The LSO and Yo-Yo Ma’s performance was not unequivocally convincing, but there were some extraordinary moments in the music. The first movement lacked some of the desolateness that I would say belongs to the piece (though Tilson Thomas certainly got off to an exciting start, accidentally throwing his baton in the air a few minutes into the piece), but the second movement was energetic and contained some fabulous playing from the woodwinds.

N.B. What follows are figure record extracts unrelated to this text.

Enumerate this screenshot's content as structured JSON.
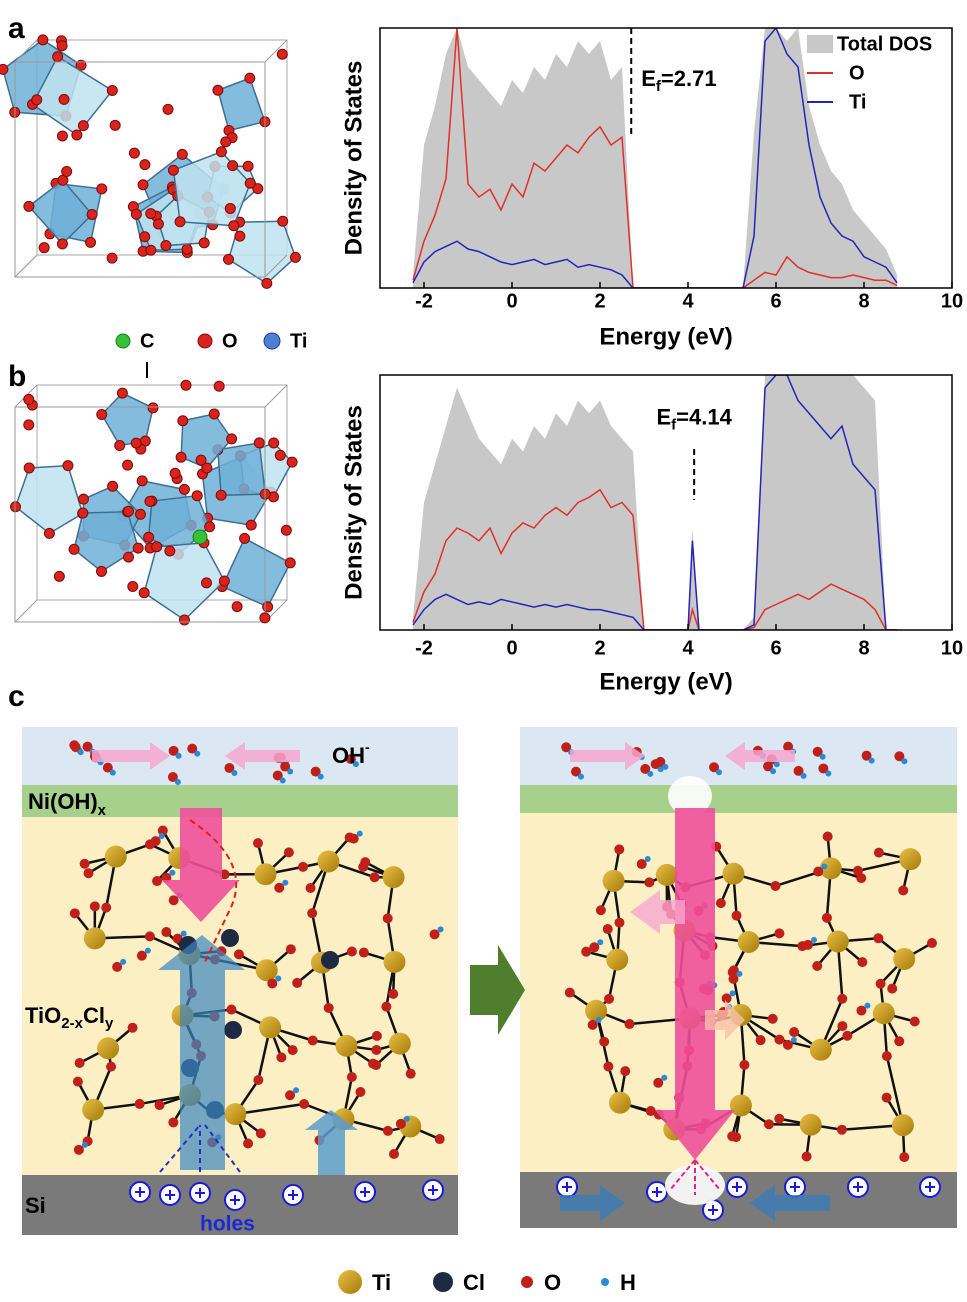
{
  "panel_labels": [
    "a",
    "b",
    "c"
  ],
  "chart_data": [
    {
      "type": "line",
      "x": [
        -2.25,
        -2,
        -1.75,
        -1.5,
        -1.25,
        -1,
        -0.75,
        -0.5,
        -0.25,
        0,
        0.25,
        0.5,
        0.75,
        1,
        1.25,
        1.5,
        1.75,
        2,
        2.25,
        2.5,
        2.75,
        3,
        3.25,
        3.5,
        3.75,
        4,
        4.25,
        4.5,
        4.75,
        5,
        5.25,
        5.5,
        5.75,
        6,
        6.25,
        6.5,
        6.75,
        7,
        7.25,
        7.5,
        7.75,
        8,
        8.25,
        8.5,
        8.75
      ],
      "series": [
        {
          "name": "Total DOS",
          "color": "#c8c8c8",
          "style": "area",
          "values": [
            5,
            55,
            70,
            90,
            100,
            85,
            80,
            75,
            70,
            80,
            75,
            85,
            80,
            90,
            85,
            95,
            90,
            95,
            80,
            85,
            0,
            0,
            0,
            0,
            0,
            0,
            0,
            0,
            0,
            0,
            0,
            60,
            100,
            100,
            95,
            100,
            70,
            55,
            45,
            40,
            30,
            25,
            20,
            15,
            5
          ]
        },
        {
          "name": "O",
          "color": "#e0302a",
          "style": "line",
          "values": [
            3,
            18,
            28,
            42,
            100,
            40,
            35,
            38,
            30,
            40,
            35,
            48,
            45,
            50,
            55,
            52,
            58,
            62,
            55,
            58,
            0,
            0,
            0,
            0,
            0,
            0,
            0,
            0,
            0,
            0,
            0,
            3,
            6,
            5,
            12,
            8,
            6,
            5,
            4,
            4,
            5,
            4,
            3,
            3,
            1
          ]
        },
        {
          "name": "Ti",
          "color": "#2424b8",
          "style": "line",
          "values": [
            2,
            10,
            14,
            16,
            18,
            15,
            14,
            12,
            10,
            9,
            10,
            11,
            9,
            10,
            11,
            8,
            9,
            8,
            7,
            5,
            0,
            0,
            0,
            0,
            0,
            0,
            0,
            0,
            0,
            0,
            0,
            20,
            95,
            100,
            90,
            85,
            55,
            35,
            25,
            20,
            18,
            12,
            10,
            8,
            2
          ]
        }
      ],
      "xlabel": "Energy (eV)",
      "ylabel": "Density of States",
      "xlim": [
        -3,
        10
      ],
      "xticks": [
        -2,
        0,
        2,
        4,
        6,
        8,
        10
      ],
      "ylim": [
        0,
        100
      ],
      "legend": "upper right",
      "fermi_level": 2.71,
      "fermi_label": {
        "symbol": "E",
        "subscript": "f",
        "text": "=2.71"
      }
    },
    {
      "type": "line",
      "x": [
        -2.25,
        -2,
        -1.75,
        -1.5,
        -1.25,
        -1,
        -0.75,
        -0.5,
        -0.25,
        0,
        0.25,
        0.5,
        0.75,
        1,
        1.25,
        1.5,
        1.75,
        2,
        2.25,
        2.5,
        2.75,
        3,
        3.25,
        3.5,
        3.75,
        4,
        4.1,
        4.25,
        4.5,
        4.75,
        5,
        5.25,
        5.5,
        5.75,
        6,
        6.25,
        6.5,
        6.75,
        7,
        7.25,
        7.5,
        7.75,
        8,
        8.25,
        8.5,
        8.75
      ],
      "series": [
        {
          "color": "#c8c8c8",
          "style": "area",
          "values": [
            5,
            50,
            65,
            80,
            95,
            85,
            75,
            70,
            65,
            75,
            70,
            80,
            75,
            85,
            80,
            90,
            85,
            90,
            80,
            75,
            70,
            0,
            0,
            0,
            0,
            0,
            40,
            0,
            0,
            0,
            0,
            0,
            5,
            100,
            100,
            100,
            100,
            100,
            100,
            100,
            100,
            100,
            95,
            90,
            0,
            0
          ]
        },
        {
          "color": "#e0302a",
          "style": "line",
          "values": [
            3,
            15,
            22,
            35,
            40,
            38,
            35,
            40,
            30,
            38,
            42,
            40,
            45,
            48,
            45,
            50,
            52,
            55,
            48,
            50,
            45,
            0,
            0,
            0,
            0,
            0,
            8,
            0,
            0,
            0,
            0,
            0,
            1,
            8,
            10,
            12,
            14,
            12,
            15,
            18,
            16,
            14,
            12,
            8,
            0,
            0
          ]
        },
        {
          "color": "#2424b8",
          "style": "line",
          "values": [
            2,
            8,
            12,
            14,
            12,
            10,
            11,
            10,
            12,
            11,
            10,
            9,
            10,
            9,
            10,
            9,
            8,
            8,
            7,
            6,
            5,
            0,
            0,
            0,
            0,
            0,
            35,
            0,
            0,
            0,
            0,
            0,
            2,
            95,
            100,
            100,
            90,
            85,
            80,
            75,
            80,
            65,
            60,
            55,
            0,
            0
          ]
        }
      ],
      "xlabel": "Energy (eV)",
      "ylabel": "Density of States",
      "xlim": [
        -3,
        10
      ],
      "xticks": [
        -2,
        0,
        2,
        4,
        6,
        8,
        10
      ],
      "ylim": [
        0,
        100
      ],
      "fermi_level": 4.14,
      "fermi_label": {
        "symbol": "E",
        "subscript": "f",
        "text": "=4.14"
      }
    }
  ],
  "structure_legend": [
    "C",
    "O",
    "Ti"
  ],
  "scheme": {
    "oh": {
      "text": "OH",
      "superscript": "-"
    },
    "cocatalyst": {
      "text": "Ni(OH)",
      "subscript": "x"
    },
    "film": {
      "text": "TiO",
      "subscript": "2-x",
      "text2": "Cl",
      "subscript2": "y"
    },
    "substrate": "Si",
    "holes": "holes"
  },
  "atom_legend": [
    "Ti",
    "Cl",
    "O",
    "H"
  ]
}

The third movement was at times stunning, and the entire concert hall was deadly silent when Ma played the cadenza (not even a cough!), so mesmerized were we all.

Ma’s playing was beautiful but it lacked some of the despair and aggression Rostropovich put into the piece. His projection was sometimes faltering, but the orchestra and Tilson Thomas never overpowered him. It was an effective partnership, and the performance made it clear why the piece is a cello symphony and not a concerto. Michael Tilson Thomas ensured the balance between soloist and orchestra remained throughout.

Shostakovich’s Symphony no. 5 is often performed and a staple of many orchestras’ repertoires. Most of them can churn out a decent or even good performance, but its popularity makes it all the more difficult to deliver a truly outstanding interpretation. But the London Symphony Orchestra and Michael Tilson Thomas managed to achieve precisely this. It was a performance without egos and without any unnecessarily flourishes. It was simple and thereby hugely affective.

The LSO once again showed off their considerable skill, with some particularly impressive solos by the flute and oboe, but the cellos and double basses were the stars of the symphony (insofar as a performance with no egos can have any stars). The third movement (Largo) was the most intense, with a constantly building tension, and again a fantastic balance in the orchestra. This movement felt like the heart not only of the symphony but of the entire evening. The fourth movement brought us all back down to earth through the dizzying dances and marches Shostakovich is so famous for. The raucous applause after the finale showed the huge appreciation of the audience for this interpretation of the Shostakovich symphony. I do not think I will hear a better version in quite a long time.